Я ничего не отвечала, лишь смотрела на него. И только тогда, кажется, поняла, что давно люблю этого человека, а точнее, люблю вас обоих. Это было как несчастье. Он увидел мой взгляд и сразу переменился в лице. Подошел ко мне. Я прислонила голову к его плечу, как будто была больна или очень устала. Я действительно чувствовала себя так.
— Хочешь, куда-нибудь пойдем? — спросил он.
— Да.
И мы пошли, вернее, поехали в «Константин», в частный ресторан. Пообедали, а потом сняли комнату в пансионате. Первый раз в жизни мы любили друг друга на нормальной кровати. Оба, внезапно растерявшиеся из-за своей любви. Он был другой, я ощущала на себе тепло его глаз. Он целовал меня с дрожью, и в какое-то мгновение я почувствовала, что он плачет.
— Как тебя зовут? — спросила я.
— Ян.
— А твое настоящее имя?
Он минуту помолчал.
— Авель… так хотела мама.
Я подумала, что все перемешалось…
Кто-то по имени Авель выступал в роли Каина, во всяком случае, какое-то время. Кто-то с лицом ангела получил кличку смерти. Мне часто казалось, что я чувствую на шее под волосами костлявую руку смерти. Мое тело, созданное для любви, носило в себе зародыш смерти, поэтому, наверное, я решила убить свое неродившееся дитя… Я никогда не могла справиться со своим телом. Что я должна делать сейчас? Я не могу ни вернуться назад, ни идти вперед, ни стоять на месте. Я связана с двумя мужчинами… Не знаю, что будет дальше, Анджей, но все-таки я пишу мои письма тебе, не ему…
Март 63 г
Мы находимся в Кёльне. Тебя пригласили на съезд кардиологов, а я приехала с тобой как сопровождающая. Удивительно, но мы первый раз в жизни живем вместе в отеле. Недавно мне исполнилось тридцать девять лет. Для тебя ровно сорок, ты ведь считаешь по фальшивому календарю моей жизни. Важно не это, а другое — настоящие имя и фамилия исчезли безвозвратно. Я поняла, что все эти годы боролась с ветряными мельницами. И теперь я уже не Иуда в юбке, а Дон Кихот. В каком-то смысле я стала жертвой чужой религии, усвоив из нее, что секс является грехом. Даже в любви к тебе.
Новый, тысяча девятьсот пятьдесят восьмой год мы встретили у твоих знакомых. Когда часы пробили двенадцать и в потолок выстрелили пробки от шампанского, кроме горьких воспоминаний о шампанском, в канун сорок третьего года меня терзали угрызения совести. Я знала, что он совершенно один. Мы встречались часто, я приходила в его квартиру, которая находилась недалеко от Нового Свята. Быстро раздевалась, потому что спешила домой. Где-то внутри стыдилась, что дарю ему тело, а получив свое, быстро забираю его назад.

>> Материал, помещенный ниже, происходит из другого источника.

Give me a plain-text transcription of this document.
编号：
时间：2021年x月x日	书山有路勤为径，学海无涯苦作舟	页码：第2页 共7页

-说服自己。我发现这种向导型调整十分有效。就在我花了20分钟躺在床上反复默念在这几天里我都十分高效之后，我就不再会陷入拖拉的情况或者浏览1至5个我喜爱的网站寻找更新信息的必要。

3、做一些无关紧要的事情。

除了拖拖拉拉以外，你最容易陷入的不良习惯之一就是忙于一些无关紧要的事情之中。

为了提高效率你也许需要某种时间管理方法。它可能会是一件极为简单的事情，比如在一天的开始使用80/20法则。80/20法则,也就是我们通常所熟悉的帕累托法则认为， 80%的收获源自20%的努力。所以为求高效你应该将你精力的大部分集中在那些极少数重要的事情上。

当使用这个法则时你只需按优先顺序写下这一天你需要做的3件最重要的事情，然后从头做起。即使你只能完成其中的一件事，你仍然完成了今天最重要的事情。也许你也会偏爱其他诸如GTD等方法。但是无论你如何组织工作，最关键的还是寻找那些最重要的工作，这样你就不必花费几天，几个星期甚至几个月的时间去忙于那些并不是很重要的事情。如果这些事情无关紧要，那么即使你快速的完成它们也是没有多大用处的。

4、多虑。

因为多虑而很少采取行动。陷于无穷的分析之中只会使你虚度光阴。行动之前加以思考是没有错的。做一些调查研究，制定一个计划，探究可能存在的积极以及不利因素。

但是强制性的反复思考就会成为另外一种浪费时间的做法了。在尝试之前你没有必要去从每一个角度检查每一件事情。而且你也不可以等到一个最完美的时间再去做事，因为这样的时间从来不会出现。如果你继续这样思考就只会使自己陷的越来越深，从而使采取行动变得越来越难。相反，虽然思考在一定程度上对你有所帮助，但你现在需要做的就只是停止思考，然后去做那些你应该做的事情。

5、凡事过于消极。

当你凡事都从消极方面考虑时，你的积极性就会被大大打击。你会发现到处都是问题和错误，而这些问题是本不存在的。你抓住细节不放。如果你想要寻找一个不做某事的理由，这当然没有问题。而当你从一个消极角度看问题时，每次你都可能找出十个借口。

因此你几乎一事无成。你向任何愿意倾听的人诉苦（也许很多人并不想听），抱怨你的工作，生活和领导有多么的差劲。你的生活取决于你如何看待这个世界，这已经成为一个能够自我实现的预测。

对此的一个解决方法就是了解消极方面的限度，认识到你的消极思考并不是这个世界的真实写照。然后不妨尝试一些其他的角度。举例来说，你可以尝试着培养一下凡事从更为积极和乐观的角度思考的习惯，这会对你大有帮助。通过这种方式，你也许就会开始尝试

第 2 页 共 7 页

Его необъятная, сложная любовь начинала меня тяготить, я старалась не смотреть в его печальные глаза. Они всегда были такими, просто раньше я этого не замечала. Он рассказывал мне о себе. Всех его близких вывезли и сожгли в Треблинке. Он участвовал в восстании. Потом прыгнул с крыши горящего дома за Стену с уверенностью, что выбрал смерть, но оказался на свободе. Упал в кусты, они-то и спасли ему жизнь. Мечтал стать поэтом, а стал палачом, как он сам себя окрестил.
— Во имя чего? — спросила я.
— Во имя безумия, — ответил он.
Так он теперь видел свое прошлое. Тогда был коммунистом, поскольку ему казалось, что он уничтожает врагов. Хотел служить идее, а научился держать оружие в руках.
— Но почему не под своим именем? — спросила я. — У них теперь другое отношение ко всему…
— У кого у них?
— У поляков.
— А я не был тогда ни евреем, ни поляком. Я был просто коммунистом. Мы наказывали каждого, кто был против нас. Не щадили и евреев. Знаешь ли ты, что улица Роковецкая была последним адресом двадцати четырех еврейских поэтов? Об этом молчат, чтобы не бередить рану…
— Ну конечно, один поэт убивал другого, — проговорила я с неприязнью.
Больше всего меня раздражала его подавленность. Прежде он был воплощением зла, которое меня порабощало, теперь он стал моим угрызением совести. Я всегда помнила, что он меня ждет. Я сопротивлялась, как тогда, перед его «ситроеном», только теперь он стал слабее и зависел от меня. Мне не всегда хотелось с ним встречаться. Я говорила: «Приду в пятницу», но потом наступала эта пятница, и нужно было выкручиваться, выдумывать несуществующие дела.